Strategie di difesa contro le armi


Spesso, le persone che si trovano sotto la minaccia di un’arma reagiscono istintivamente, come risposta inconscia ad un tentativo di sopraffazione da parte di un altro essere umano che vuole imporre la propria volontà, utilizzando l’arma come garanzia di successo. Questa è la cosa più sbagliata da farsi, specialmente quando chi reagisce non è per nulla a conoscenza delle principali strategie di difesa da tenere in situazioni di questo tipo. Colui che ci sta di fronte ci sta solo minacciando? Vuole qualcosa da noi? Cosa? Soldi, orologio, telefono cellulare? Questi oggetti valgono la nostra incolumità fisica? Valgono la nostra vita? E’ meglio reagire con violenza o accontentare le sue richieste? E se la minaccia serve a bloccarci mentre qualcun altro fa del male alla nostra fidanzata? In questo caso vale la pena reagire? Se decidiamo di farlo, conosciamo il modo giusto? Se passiamo all’azione abbiamo probabilità di successo o siamo candidati al suicidio? Le risposte a queste domande devono essere ben chiare nella nostra mente molto prima di trovarsi di fronte alla situazione in essere, perchè, a quel punto, non saremo più in grado di pensare e ragionare con la normale lucidità, e potremmo prendere la decisione sbagliata. Oltre a questo bisogna valutare il tipo di arma, coltello, cutter, pistola, bastone, bottiglia, e le condizioni psicologiche dell’aggressore, se è nervoso, arrabbiato, lucido, tranquillo. L’ambiente nel quale ci troviamo consente qualche via di fuga o siamo intrappolati, c’è la possibilità di chiedere aiuto a qualcuno o dovremo per forza di cose cavarcela da soli? Tutto questo deve essere attentamente preparato in fase di allenamento, esattamente come i pugni, i calci e le parate, ma non una volta ogni tanto: la valutazione della situazione, del luogo e dell’aggressore, andranno ad influire in maniera decisiva sulla nostra reazione e deve essere una valutazione rapidissima, quasi istintiva e sicuramente deve essere corretta.
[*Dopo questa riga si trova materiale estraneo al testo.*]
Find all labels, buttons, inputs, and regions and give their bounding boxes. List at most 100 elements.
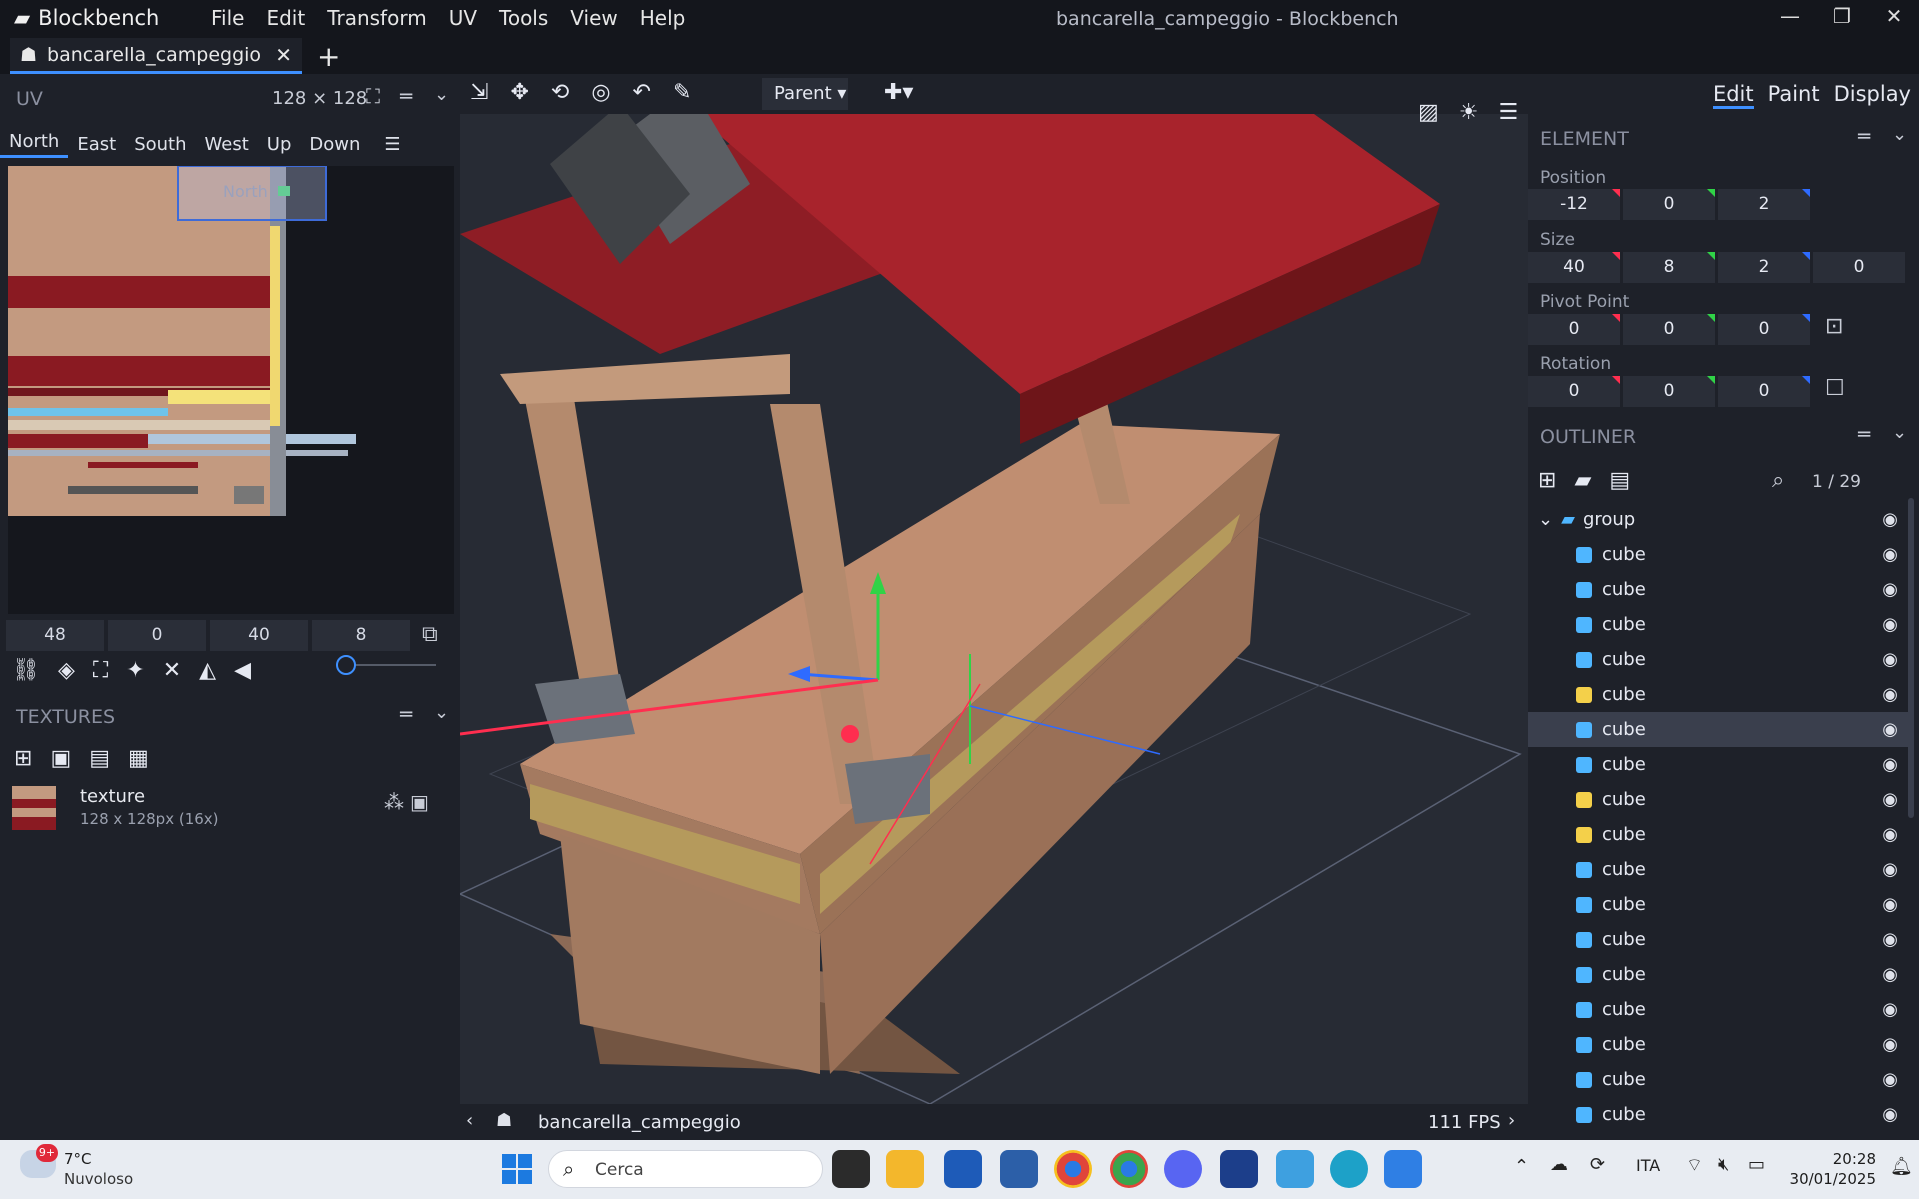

Una valutazione sbagliata potrebbe costarci gravissime ferite e forse anche la vita! Come ultima cosa, non meno importante, non bisogna fidarsi troppo della propria abilità: la strada non è la palestra nella quale ci si allena tra amici e dove tutto riesce sempre bene! Un aggressore armato non è li per farci allenare, e un solo errore sarà più che sufficiente!